Dopo aver ricevuto dall’Aquila un “dono” – come disse la propaganda di Goebbels – di ben 13 miliardi di lire (ad oggi 638 miliardi di lire pari a 330 milioni di euro) Hitler alla metà di ottobre del 1943 decise di trasformare il capoluogo abruzzese nel suo “forziere” per la guerra in Italia. Revocando così l’ordine dato il 29 settembre precedente che imponeva a Mussolini il «trasferimento in Germania del tesoro della Banca d’Italia e delle officine Carte e valori dall’Aquila a Verona». E’ quanto scrive lo storico italiano Amedeo Esposito nella sua mia prossima pubblicazione sulle Officine carte e valori – la “zecca” per gli aquilani – della Banca d’Italia che nel 1943 erano in funzione all’Aquila.

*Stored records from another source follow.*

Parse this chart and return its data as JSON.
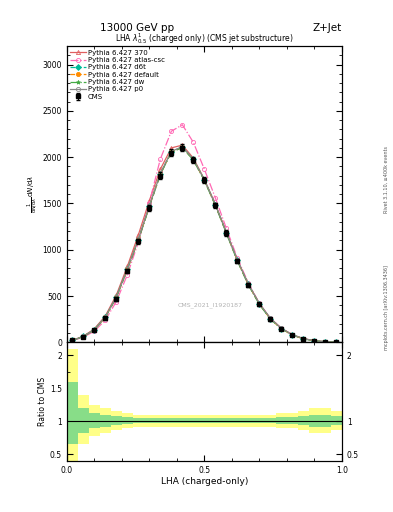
{
  "title_top": "13000 GeV pp",
  "title_right": "Z+Jet",
  "watermark": "CMS_2021_I1920187",
  "right_label1": "Rivet 3.1.10, ≥400k events",
  "right_label2": "mcplots.cern.ch [arXiv:1306.3436]",
  "xlabel": "LHA (charged-only)",
  "xlim": [
    0,
    1
  ],
  "ylim_main": [
    0,
    3200
  ],
  "ylim_ratio": [
    0.4,
    2.2
  ],
  "cms_data": {
    "x": [
      0.02,
      0.06,
      0.1,
      0.14,
      0.18,
      0.22,
      0.26,
      0.3,
      0.34,
      0.38,
      0.42,
      0.46,
      0.5,
      0.54,
      0.58,
      0.62,
      0.66,
      0.7,
      0.74,
      0.78,
      0.82,
      0.86,
      0.9,
      0.94,
      0.98
    ],
    "y": [
      20,
      60,
      130,
      260,
      470,
      770,
      1090,
      1450,
      1800,
      2050,
      2100,
      1970,
      1750,
      1480,
      1180,
      880,
      620,
      410,
      250,
      145,
      78,
      37,
      16,
      6,
      1
    ],
    "yerr": [
      5,
      8,
      12,
      16,
      20,
      25,
      28,
      32,
      35,
      38,
      38,
      35,
      32,
      30,
      28,
      25,
      22,
      18,
      15,
      12,
      9,
      6,
      4,
      2,
      1
    ],
    "color": "#000000",
    "marker": "s",
    "label": "CMS"
  },
  "series": [
    {
      "label": "Pythia 6.427 370",
      "color": "#e06060",
      "linestyle": "-",
      "marker": "^",
      "fillstyle": "none",
      "x": [
        0.02,
        0.06,
        0.1,
        0.14,
        0.18,
        0.22,
        0.26,
        0.3,
        0.34,
        0.38,
        0.42,
        0.46,
        0.5,
        0.54,
        0.58,
        0.62,
        0.66,
        0.7,
        0.74,
        0.78,
        0.82,
        0.86,
        0.9,
        0.94,
        0.98
      ],
      "y": [
        22,
        65,
        145,
        285,
        510,
        820,
        1160,
        1530,
        1870,
        2100,
        2130,
        1990,
        1760,
        1490,
        1190,
        890,
        630,
        420,
        260,
        152,
        82,
        40,
        17,
        6,
        1
      ]
    },
    {
      "label": "Pythia 6.427 atlas-csc",
      "color": "#ff69b4",
      "linestyle": "-.",
      "marker": "o",
      "fillstyle": "none",
      "x": [
        0.02,
        0.06,
        0.1,
        0.14,
        0.18,
        0.22,
        0.26,
        0.3,
        0.34,
        0.38,
        0.42,
        0.46,
        0.5,
        0.54,
        0.58,
        0.62,
        0.66,
        0.7,
        0.74,
        0.78,
        0.82,
        0.86,
        0.9,
        0.94,
        0.98
      ],
      "y": [
        18,
        55,
        120,
        240,
        440,
        730,
        1080,
        1510,
        1980,
        2280,
        2350,
        2160,
        1870,
        1560,
        1230,
        910,
        640,
        420,
        260,
        152,
        82,
        40,
        17,
        6,
        1
      ]
    },
    {
      "label": "Pythia 6.427 d6t",
      "color": "#00bb99",
      "linestyle": "--",
      "marker": "D",
      "fillstyle": "full",
      "x": [
        0.02,
        0.06,
        0.1,
        0.14,
        0.18,
        0.22,
        0.26,
        0.3,
        0.34,
        0.38,
        0.42,
        0.46,
        0.5,
        0.54,
        0.58,
        0.62,
        0.66,
        0.7,
        0.74,
        0.78,
        0.82,
        0.86,
        0.9,
        0.94,
        0.98
      ],
      "y": [
        21,
        63,
        138,
        272,
        490,
        790,
        1110,
        1470,
        1820,
        2060,
        2110,
        1975,
        1755,
        1485,
        1185,
        885,
        625,
        415,
        255,
        148,
        80,
        39,
        17,
        6,
        1
      ]
    },
    {
      "label": "Pythia 6.427 default",
      "color": "#ff8c00",
      "linestyle": "--",
      "marker": "o",
      "fillstyle": "full",
      "x": [
        0.02,
        0.06,
        0.1,
        0.14,
        0.18,
        0.22,
        0.26,
        0.3,
        0.34,
        0.38,
        0.42,
        0.46,
        0.5,
        0.54,
        0.58,
        0.62,
        0.66,
        0.7,
        0.74,
        0.78,
        0.82,
        0.86,
        0.9,
        0.94,
        0.98
      ],
      "y": [
        21,
        62,
        136,
        270,
        487,
        787,
        1107,
        1467,
        1817,
        2057,
        2107,
        1972,
        1752,
        1482,
        1182,
        882,
        622,
        412,
        252,
        146,
        79,
        38,
        16,
        6,
        1
      ]
    },
    {
      "label": "Pythia 6.427 dw",
      "color": "#44aa44",
      "linestyle": "-.",
      "marker": "*",
      "fillstyle": "full",
      "x": [
        0.02,
        0.06,
        0.1,
        0.14,
        0.18,
        0.22,
        0.26,
        0.3,
        0.34,
        0.38,
        0.42,
        0.46,
        0.5,
        0.54,
        0.58,
        0.62,
        0.66,
        0.7,
        0.74,
        0.78,
        0.82,
        0.86,
        0.9,
        0.94,
        0.98
      ],
      "y": [
        20,
        61,
        134,
        268,
        485,
        784,
        1104,
        1463,
        1813,
        2053,
        2103,
        1968,
        1748,
        1478,
        1178,
        878,
        619,
        409,
        250,
        144,
        78,
        37,
        16,
        6,
        1
      ]
    },
    {
      "label": "Pythia 6.427 p0",
      "color": "#888888",
      "linestyle": "-",
      "marker": "o",
      "fillstyle": "none",
      "x": [
        0.02,
        0.06,
        0.1,
        0.14,
        0.18,
        0.22,
        0.26,
        0.3,
        0.34,
        0.38,
        0.42,
        0.46,
        0.5,
        0.54,
        0.58,
        0.62,
        0.66,
        0.7,
        0.74,
        0.78,
        0.82,
        0.86,
        0.9,
        0.94,
        0.98
      ],
      "y": [
        21,
        63,
        138,
        274,
        492,
        793,
        1113,
        1473,
        1823,
        2063,
        2113,
        1978,
        1758,
        1488,
        1188,
        888,
        628,
        418,
        258,
        150,
        81,
        40,
        17,
        6,
        1
      ]
    }
  ],
  "ratio_band_yellow": {
    "x_edges": [
      0.0,
      0.04,
      0.08,
      0.12,
      0.16,
      0.2,
      0.24,
      0.28,
      0.32,
      0.36,
      0.4,
      0.44,
      0.48,
      0.52,
      0.56,
      0.6,
      0.64,
      0.68,
      0.72,
      0.76,
      0.8,
      0.84,
      0.88,
      0.92,
      0.96,
      1.0
    ],
    "upper": [
      2.1,
      1.4,
      1.25,
      1.2,
      1.15,
      1.12,
      1.1,
      1.1,
      1.1,
      1.1,
      1.1,
      1.1,
      1.1,
      1.1,
      1.1,
      1.1,
      1.1,
      1.1,
      1.1,
      1.12,
      1.12,
      1.15,
      1.2,
      1.2,
      1.15
    ],
    "lower": [
      0.4,
      0.65,
      0.78,
      0.82,
      0.87,
      0.9,
      0.92,
      0.92,
      0.92,
      0.92,
      0.92,
      0.92,
      0.92,
      0.92,
      0.92,
      0.92,
      0.92,
      0.92,
      0.92,
      0.9,
      0.9,
      0.87,
      0.82,
      0.82,
      0.87
    ]
  },
  "ratio_band_green": {
    "x_edges": [
      0.0,
      0.04,
      0.08,
      0.12,
      0.16,
      0.2,
      0.24,
      0.28,
      0.32,
      0.36,
      0.4,
      0.44,
      0.48,
      0.52,
      0.56,
      0.6,
      0.64,
      0.68,
      0.72,
      0.76,
      0.8,
      0.84,
      0.88,
      0.92,
      0.96,
      1.0
    ],
    "upper": [
      1.6,
      1.2,
      1.12,
      1.1,
      1.08,
      1.06,
      1.05,
      1.05,
      1.05,
      1.05,
      1.05,
      1.05,
      1.05,
      1.05,
      1.05,
      1.05,
      1.05,
      1.05,
      1.05,
      1.06,
      1.06,
      1.08,
      1.1,
      1.1,
      1.08
    ],
    "lower": [
      0.65,
      0.82,
      0.9,
      0.92,
      0.94,
      0.96,
      0.97,
      0.97,
      0.97,
      0.97,
      0.97,
      0.97,
      0.97,
      0.97,
      0.97,
      0.97,
      0.97,
      0.97,
      0.97,
      0.96,
      0.96,
      0.94,
      0.92,
      0.92,
      0.94
    ]
  }
}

I 13 miliardi furono trovati dai tedeschi nelle vaste sacrestie della Filiale aquilana della Banca d’Italia, perché il vice presidente generale dell’Istituto del tempo, scrisse nella “roneata” dell’8 settembre 1943: «non sembra che possa essere presa in considerazione per l’ufficio speciale de L’Aquila il trasferimento altrove anche in caso d’evacuazione della piazza data l’ingente massa dei valori detenuti 13 miliardi». Trovarono anche in piena attività produttiva le Officine carte e valori che stampavano allora 600.000 biglietti bancari al giorno, nei tagli di mille, 500, 100 e 50 lire.
«La produzione di 4 giornate di ogni settimana verrà avviata direttamente dall’Aquila alla sottosezione di Milano, salvo, in caso di necessità di lasciarne un certo quantitativo alla sede di Firenze, specialmente per le esigenze delle forze armate germaniche. I biglietti prodotti nelle altre tre giornate verranno spediti alla sottosezione della cassa speciale a Roma e saranno utilizzati per le necessità delle forze armate germaniche del Sud…». Hitler – è storia – alla costituzione della Repubblica sociale italiana, pretese da Mussolini elevati contributi per le spese generali del Terzo Reich che in totale ammontarono a 189 miliardi di lire. La fine del “forziere” di Hitler, però, si ebbe l’8 dicembre del 1943, quando i bombardieri Alleati, alzatisi dall’aeroporto di Foggia, distrussero le officine e lo scalo ferroviario annesso.